Only for availability testing of drivers one PPD per driver would
suffice, but we want once to test the PPDs themselves and we also want
to test the consistence of the distribution, checking whether for all
shipped PPDs and Foomatic data also the appropriate drivers are shipped
in a working state.

> To check whether a driver supports certain use cases:
> Shouldn't it also be sufficient to have special PPDs
> (for each driver one PPD with appropriate special default
> settings for each use case) in the test suite and a script
> which tests only those PPDs?
> Checking the PPDs which are provided by a particular distro
> seems to be much more complicated because there is no automated
> way to use an arbitrary PPD with different use cases because the
> option names in the PPD can be more or less random.
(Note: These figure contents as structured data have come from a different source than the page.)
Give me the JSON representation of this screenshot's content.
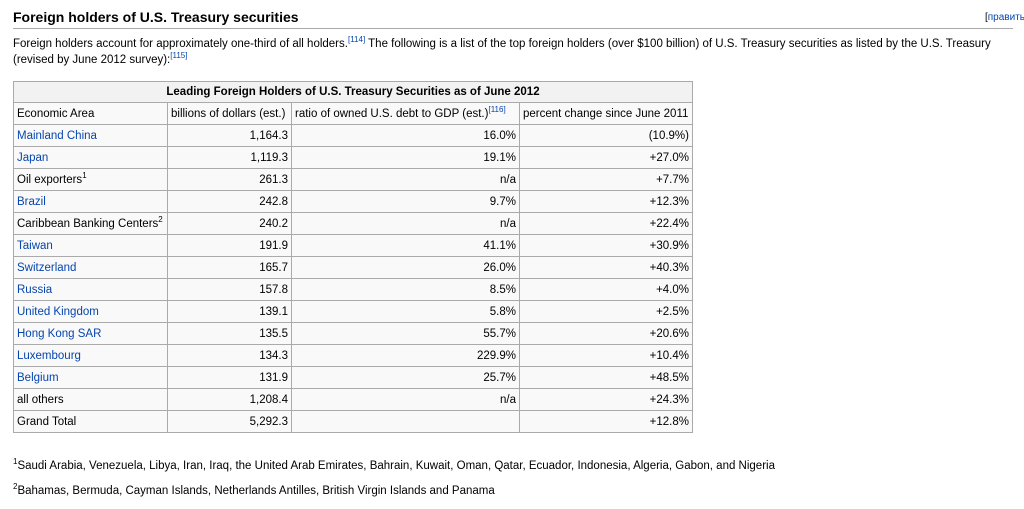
{
  "section": {
    "title": "Foreign holders of U.S. Treasury securities",
    "edit_label": "[правит",
    "edit_link": "править"
  },
  "intro": {
    "part1": "Foreign holders account for approximately one-third of all holders.",
    "ref1": "[114]",
    "part2": " The following is a list of the top foreign holders (over $100 billion) of U.S. Treasury securities as listed by the U.S. Treasury (revised by June 2012 survey):",
    "ref2": "[115]"
  },
  "table": {
    "caption": "Leading Foreign Holders of U.S. Treasury Securities as of June 2012",
    "headers": {
      "area": "Economic Area",
      "billions": "billions of dollars (est.)",
      "ratio": "ratio of owned U.S. debt to GDP (est.)",
      "ratio_ref": "[116]",
      "change": "percent change since June 2011"
    },
    "rows": [
      {
        "area": "Mainland China",
        "link": true,
        "sup": "",
        "billions": "1,164.3",
        "ratio": "16.0%",
        "change": "(10.9%)"
      },
      {
        "area": "Japan",
        "link": true,
        "sup": "",
        "billions": "1,119.3",
        "ratio": "19.1%",
        "change": "+27.0%"
      },
      {
        "area": "Oil exporters",
        "link": false,
        "sup": "1",
        "billions": "261.3",
        "ratio": "n/a",
        "change": "+7.7%"
      },
      {
        "area": "Brazil",
        "link": true,
        "sup": "",
        "billions": "242.8",
        "ratio": "9.7%",
        "change": "+12.3%"
      },
      {
        "area": "Caribbean Banking Centers",
        "link": false,
        "sup": "2",
        "billions": "240.2",
        "ratio": "n/a",
        "change": "+22.4%"
      },
      {
        "area": "Taiwan",
        "link": true,
        "sup": "",
        "billions": "191.9",
        "ratio": "41.1%",
        "change": "+30.9%"
      },
      {
        "area": "Switzerland",
        "link": true,
        "sup": "",
        "billions": "165.7",
        "ratio": "26.0%",
        "change": "+40.3%"
      },
      {
        "area": "Russia",
        "link": true,
        "sup": "",
        "billions": "157.8",
        "ratio": "8.5%",
        "change": "+4.0%"
      },
      {
        "area": "United Kingdom",
        "link": true,
        "sup": "",
        "billions": "139.1",
        "ratio": "5.8%",
        "change": "+2.5%"
      },
      {
        "area": "Hong Kong SAR",
        "link": true,
        "sup": "",
        "billions": "135.5",
        "ratio": "55.7%",
        "change": "+20.6%"
      },
      {
        "area": "Luxembourg",
        "link": true,
        "sup": "",
        "billions": "134.3",
        "ratio": "229.9%",
        "change": "+10.4%"
      },
      {
        "area": "Belgium",
        "link": true,
        "sup": "",
        "billions": "131.9",
        "ratio": "25.7%",
        "change": "+48.5%"
      },
      {
        "area": "all others",
        "link": false,
        "sup": "",
        "billions": "1,208.4",
        "ratio": "n/a",
        "change": "+24.3%"
      },
      {
        "area": "Grand Total",
        "link": false,
        "sup": "",
        "billions": "5,292.3",
        "ratio": "",
        "change": "+12.8%"
      }
    ]
  },
  "footnotes": [
    {
      "mark": "1",
      "text": "Saudi Arabia, Venezuela, Libya, Iran, Iraq, the United Arab Emirates, Bahrain, Kuwait, Oman, Qatar, Ecuador, Indonesia, Algeria, Gabon, and Nigeria"
    },
    {
      "mark": "2",
      "text": "Bahamas, Bermuda, Cayman Islands, Netherlands Antilles, British Virgin Islands and Panama"
    }
  ],
  "colors": {
    "link": "#0645ad",
    "border": "#aaaaaa",
    "table_bg": "#f9f9f9",
    "caption_bg": "#f2f2f2"
  }
}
> Therefore it may make sense to have a standard for option names
> ("main keywords") and choices names ("option keywords") which
> are common for nowadays use cases but not yet described in the
> PPD specification (e.g. for photo modes).
> I.e. first of all standard use cases would have to be defined.
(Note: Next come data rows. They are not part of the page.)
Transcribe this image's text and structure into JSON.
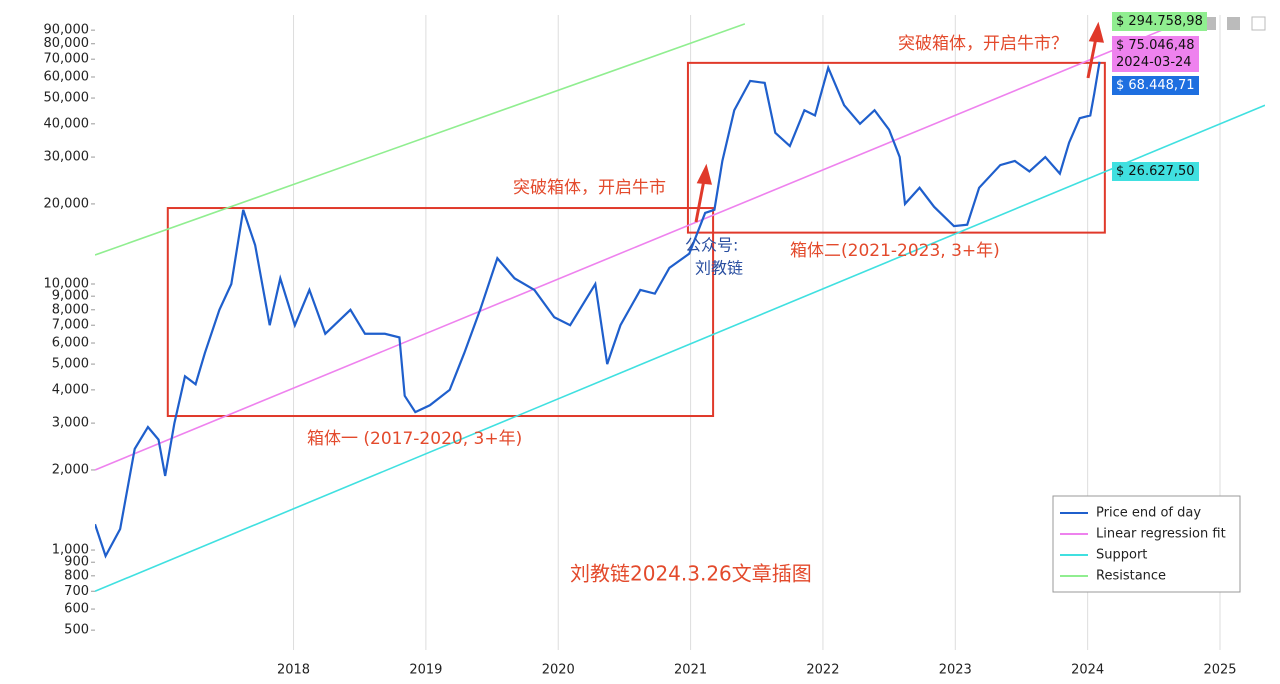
{
  "chart_data": {
    "type": "line",
    "xlim": [
      2016.5,
      2025.34
    ],
    "xticks": [
      2018,
      2019,
      2020,
      2021,
      2022,
      2023,
      2024,
      2025
    ],
    "ylim": [
      421,
      102600
    ],
    "log_y": true,
    "grid": true,
    "yticks": [
      500,
      600,
      700,
      800,
      900,
      {
        "value": 1000,
        "label": "1,000"
      },
      {
        "value": 2000,
        "label": "2,000"
      },
      {
        "value": 3000,
        "label": "3,000"
      },
      {
        "value": 4000,
        "label": "4,000"
      },
      {
        "value": 5000,
        "label": "5,000"
      },
      {
        "value": 6000,
        "label": "6,000"
      },
      {
        "value": 7000,
        "label": "7,000"
      },
      {
        "value": 8000,
        "label": "8,000"
      },
      {
        "value": 9000,
        "label": "9,000"
      },
      {
        "value": 10000,
        "label": "10,000"
      },
      {
        "value": 20000,
        "label": "20,000"
      },
      {
        "value": 30000,
        "label": "30,000"
      },
      {
        "value": 40000,
        "label": "40,000"
      },
      {
        "value": 50000,
        "label": "50,000"
      },
      {
        "value": 60000,
        "label": "60,000"
      },
      {
        "value": 70000,
        "label": "70,000"
      },
      {
        "value": 80000,
        "label": "80,000"
      },
      {
        "value": 90000,
        "label": "90,000"
      }
    ],
    "series": [
      {
        "name": "Price end of day",
        "color": "#1f5fcc",
        "x": [
          2016.5,
          2016.58,
          2016.69,
          2016.8,
          2016.9,
          2016.98,
          2017.03,
          2017.1,
          2017.18,
          2017.26,
          2017.33,
          2017.44,
          2017.53,
          2017.62,
          2017.71,
          2017.82,
          2017.9,
          2018.01,
          2018.12,
          2018.24,
          2018.43,
          2018.54,
          2018.69,
          2018.8,
          2018.84,
          2018.92,
          2019.03,
          2019.18,
          2019.29,
          2019.41,
          2019.54,
          2019.67,
          2019.82,
          2019.97,
          2020.09,
          2020.28,
          2020.37,
          2020.47,
          2020.62,
          2020.73,
          2020.84,
          2020.99,
          2021.11,
          2021.18,
          2021.24,
          2021.33,
          2021.45,
          2021.56,
          2021.64,
          2021.75,
          2021.86,
          2021.94,
          2022.04,
          2022.16,
          2022.28,
          2022.39,
          2022.5,
          2022.58,
          2022.62,
          2022.73,
          2022.84,
          2022.99,
          2023.09,
          2023.18,
          2023.34,
          2023.45,
          2023.56,
          2023.68,
          2023.79,
          2023.86,
          2023.94,
          2024.02,
          2024.05,
          2024.09
        ],
        "values": [
          1250,
          950,
          1200,
          2400,
          2900,
          2600,
          1900,
          3000,
          4500,
          4200,
          5500,
          8000,
          10000,
          19000,
          14000,
          7000,
          10500,
          7000,
          9500,
          6500,
          8000,
          6500,
          6500,
          6300,
          3800,
          3300,
          3500,
          4000,
          5500,
          8000,
          12500,
          10500,
          9500,
          7500,
          7000,
          10000,
          5000,
          7000,
          9500,
          9200,
          11500,
          13000,
          18500,
          19000,
          29000,
          45000,
          58000,
          57000,
          37000,
          33000,
          45000,
          43000,
          65000,
          47000,
          40000,
          45000,
          38000,
          30000,
          20000,
          23000,
          19500,
          16500,
          16700,
          23000,
          28000,
          29000,
          26500,
          30000,
          26000,
          34000,
          42000,
          43000,
          52000,
          68448
        ]
      },
      {
        "name": "Linear regression fit",
        "color": "#ee82ee",
        "x": [
          2016.5,
          2025.34
        ],
        "values": [
          2000,
          130000
        ]
      },
      {
        "name": "Support",
        "color": "#40e0e0",
        "x": [
          2016.5,
          2025.34
        ],
        "values": [
          700,
          47000
        ]
      },
      {
        "name": "Resistance",
        "color": "#90ee90",
        "x": [
          2016.5,
          2021.41
        ],
        "values": [
          12850,
          95000
        ]
      }
    ],
    "boxes": [
      {
        "x": [
          2017.05,
          2021.17
        ],
        "y": [
          3190,
          19300
        ],
        "color": "#e0392a"
      },
      {
        "x": [
          2020.98,
          2024.13
        ],
        "y": [
          15600,
          67800
        ],
        "color": "#e0392a"
      }
    ],
    "price_tags": [
      {
        "text": "$ 294.758,98",
        "color": "#90ee90"
      },
      {
        "text": "$ 75.046,48",
        "sub": "2024-03-24",
        "color": "#ee82ee"
      },
      {
        "text": "$ 68.448,71",
        "color": "#1e6fe0"
      },
      {
        "text": "$ 26.627,50",
        "color": "#40e0e0"
      }
    ],
    "annotations": {
      "breakout1": "突破箱体，开启牛市",
      "breakout2": "突破箱体，开启牛市？",
      "box1": "箱体一 (2017-2020, 3+年)",
      "box2": "箱体二(2021-2023, 3+年)",
      "account1": "公众号:",
      "account2": "刘教链",
      "watermark": "刘教链2024.3.26文章插图"
    }
  }
}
> The existing "PrintoutMode" keywords are a good point to start
> regarding standard option names and standard use cases.
> Standard option names and standard use cases are user friendly
> and they allow automated PPD checks whether or not a PPD
> is in compliance to those standard and they can show the user
> for which standard use cases a printer is supposed to work.
> But there may be problems:
> What if a weak printer provides for example the choices
> - Photo.PlainPaper
> - Photo.PhotoPaper
> but a better printer provides only
> - Photo
> because it autodetects the media type?
> For an unexperienced user the first one may look better
> because it can print photos even on plain paper.
> Therefore I think that the standard use cases should be kept
> simple - e.g. only one "photo" use case which means to print
> a photo in photo quality (i.e. for the first printer above
> only Photo.PhotoPaper).

Having standard option names would be a good idea. Then an automatic
test only needs to look for these and go through their choices.